Hipp's Law: Understanding The Legal Boundaries

Breaking HIPAA can result in civil and criminal penalties. The penalties depend on the nature and consequences of the violation, the motive for the violation, and whether the violator knew or should have known that their actions were in violation of HIPAA rules.

Civil penalties for HIPAA violations can be imposed on covered entities or business associates and start at $137 per violation. They can rise to $2,067,813 when a violation is due to willful neglect and not corrected within 30 days.

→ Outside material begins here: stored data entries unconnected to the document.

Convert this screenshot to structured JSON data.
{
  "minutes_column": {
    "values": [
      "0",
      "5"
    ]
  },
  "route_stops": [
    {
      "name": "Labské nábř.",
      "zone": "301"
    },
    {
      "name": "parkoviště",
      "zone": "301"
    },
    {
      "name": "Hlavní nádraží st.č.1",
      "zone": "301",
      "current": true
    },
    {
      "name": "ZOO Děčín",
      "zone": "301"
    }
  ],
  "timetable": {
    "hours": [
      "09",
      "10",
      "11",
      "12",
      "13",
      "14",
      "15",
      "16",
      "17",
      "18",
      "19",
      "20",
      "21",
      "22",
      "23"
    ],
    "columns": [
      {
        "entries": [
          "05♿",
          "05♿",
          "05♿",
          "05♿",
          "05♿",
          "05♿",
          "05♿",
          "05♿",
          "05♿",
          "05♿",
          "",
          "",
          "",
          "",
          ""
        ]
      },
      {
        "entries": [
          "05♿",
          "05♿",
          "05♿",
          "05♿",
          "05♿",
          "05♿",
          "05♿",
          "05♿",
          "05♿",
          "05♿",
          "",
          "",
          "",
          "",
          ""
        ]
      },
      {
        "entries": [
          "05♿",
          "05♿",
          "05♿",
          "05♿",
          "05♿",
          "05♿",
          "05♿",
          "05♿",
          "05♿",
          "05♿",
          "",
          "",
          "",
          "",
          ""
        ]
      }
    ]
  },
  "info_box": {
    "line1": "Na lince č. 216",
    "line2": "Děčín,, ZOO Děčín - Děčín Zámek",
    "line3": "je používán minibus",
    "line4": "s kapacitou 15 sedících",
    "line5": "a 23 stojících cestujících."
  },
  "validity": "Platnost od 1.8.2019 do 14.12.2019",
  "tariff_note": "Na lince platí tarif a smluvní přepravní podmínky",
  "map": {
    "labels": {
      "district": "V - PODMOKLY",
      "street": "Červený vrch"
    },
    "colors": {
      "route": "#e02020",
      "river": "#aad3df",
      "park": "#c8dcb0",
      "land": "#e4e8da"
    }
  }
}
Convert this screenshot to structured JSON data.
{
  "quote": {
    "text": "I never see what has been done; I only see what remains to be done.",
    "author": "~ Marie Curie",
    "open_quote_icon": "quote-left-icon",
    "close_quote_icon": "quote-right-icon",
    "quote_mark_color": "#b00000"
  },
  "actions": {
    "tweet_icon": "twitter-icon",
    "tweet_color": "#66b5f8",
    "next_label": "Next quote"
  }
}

Criminal penalties for HIPAA violations can include fines and imprisonment. The U.S. Department of Health and Human Services Office for Civil Rights (OCR) states that a person who knowingly obtains or discloses individually identifiable health information in violation of the Privacy Rule may face a criminal penalty of up to $50,000 and up to one year in prison. If the wrongful conduct involves false pretenses, the penalty increases to a $100,000 fine and up to five years in prison. If the wrongful conduct involves the intent to sell, transfer, or use identifiable health information for commercial advantage, personal gain, or malicious harm, the penalty further increases to a $250,000 fine and up to ten years in prison.

Criminal vs civil penalties

Breaking the Health Insurance Portability and Accountability Act (HIPAA) rules can result in civil and criminal penalties. The penalties depend on the nature of the violation, the level of culpability, the harm caused, and the efforts made to mitigate the breach.

Civil Penalties

The civil penalties for HIPAA violations are managed by the Department of Health and Human Services (HHS) Office of Civil Rights (OCR) and are imposed on covered entities or business associates. Civil penalties can start from $100 per violation and go up to $2,067,813 when the violation is due to willful neglect and not corrected within 30 days. The OCR follows a tiered penalty structure with four tiers:

• Unaware of the violation and could not have known about it even with due diligence: $100 - $50,000 per violation, with an annual maximum of $25,000 for repeat violations.
• Should have known about the violation with reasonable diligence: $1,000 - $50,000 per violation, with an annual maximum of $100,000 for repeat violations.
• Willful neglect but corrected within 30 days: $10,000 - $50,000 per violation, with an annual maximum of $250,000 for repeat violations.
• Willful neglect and not corrected within 30 days: $50,000 per violation, with an annual maximum of $1.5 million.

Criminal Penalties

Criminal penalties for HIPAA violations are handled by the Department of Justice (DOJ) and can result in fines, imprisonment, or both. There are three tiers of criminal penalties:

• Wrongful disclosure of PHI: Up to $50,000 in fines and up to one year in prison.
• Wrongful disclosure of PHI under false pretenses: Up to $100,000 in fines and up to five years in prison.
• Wrongful disclosure of PHI under false pretenses with malicious intent: Up to $250,000 in fines and up to 10 years in prison.

Who enforces HIPAA

The Health Insurance Portability and Accountability Act (HIPAA) is enforced by a variety of federal and state agencies, depending on the specific area of HIPAA being enforced. The primary enforcer of HIPAA compliance is the Department of Health and Human Services (HHS)' Office for Civil Rights (OCR). The OCR is responsible for enforcing the HIPAA Privacy and Security Rules, which form the foundation of healthcare privacy in the United States. Operating as an investigator, inspector, and educator, the OCR ensures that healthcare entities comply with HIPAA regulations.

Within organizations, the responsibility for enforcing HIPAA compliance may fall to designated Compliance Officers, Privacy Officers, or Security Officers. These individuals are tasked with developing and implementing policies and procedures to ensure HIPAA compliance within their organization.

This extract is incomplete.